Physical Biology centres on the development and adaptation of physical methods and concepts for elucidating the complexity and dynamics of biological structures.  We apply such an approach to studying transport phenomena in living systems. We are particularly interested in the mesoscopic nature of transport how the entire organism physiology is the result of a hierarchy of molecular recognition events, macromolecular phoresis, and cellular and tissual taxis. From molecules to nanoscale assemblies to cells, to tissue to the whole organism we thus study the following processes: multivalent and multiplexed interactions; protein/nanomaterial interaction; diffuso- and osmo- phoresis; endocytosis, trafficking and membrane-bound interactions; and tissue percolation and size-exclusion effects. 

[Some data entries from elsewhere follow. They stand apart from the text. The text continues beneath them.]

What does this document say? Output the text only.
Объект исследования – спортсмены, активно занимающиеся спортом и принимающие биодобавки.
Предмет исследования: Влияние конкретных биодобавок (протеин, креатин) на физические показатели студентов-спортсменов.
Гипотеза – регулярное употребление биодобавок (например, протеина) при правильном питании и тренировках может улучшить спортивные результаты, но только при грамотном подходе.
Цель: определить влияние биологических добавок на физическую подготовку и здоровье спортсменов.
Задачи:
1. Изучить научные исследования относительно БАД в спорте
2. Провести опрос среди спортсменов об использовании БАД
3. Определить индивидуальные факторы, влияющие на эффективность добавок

Endocytosis is a fundamental process in which eukaryotic cells internalise molecules and macromolecules via deformation of the membrane and generation of membrane-bound carriers. Its primary role is to regulate the uptake of nutrients, however, endocytosis also plays a primary role in evolutionarily conserved processes such as the regulation of plasma membrane protein activity (i.e. signal-transducing receptors, small molecule transporters and ion channels), cell motility and mitosis [Canton et al Chem. Soc. Rev. 2012 and   Akinc et al  CSH Perp. Biol. 2013.]. The macromolecular nature of the material transported by endocytosis makes this route one of the most important targets for nanomedicine. Indeed, many nanoparticles have been customised to enter cells through endocytosis and deliver their cargo within the cell. We have studied this process for several years and applying new methodologies to understand its implications in drug delivery. We are studying how size, shape and surface topology affects the way cell membrane deform and consequently internalise the material. We correlate these with intracellular trafficking and cellular signalling[Massignani et al Small 2009 and Lo Presti et al ACS Nano 2011]. We apply both fast live imaging and mathematical modelling to understand these interactions[62].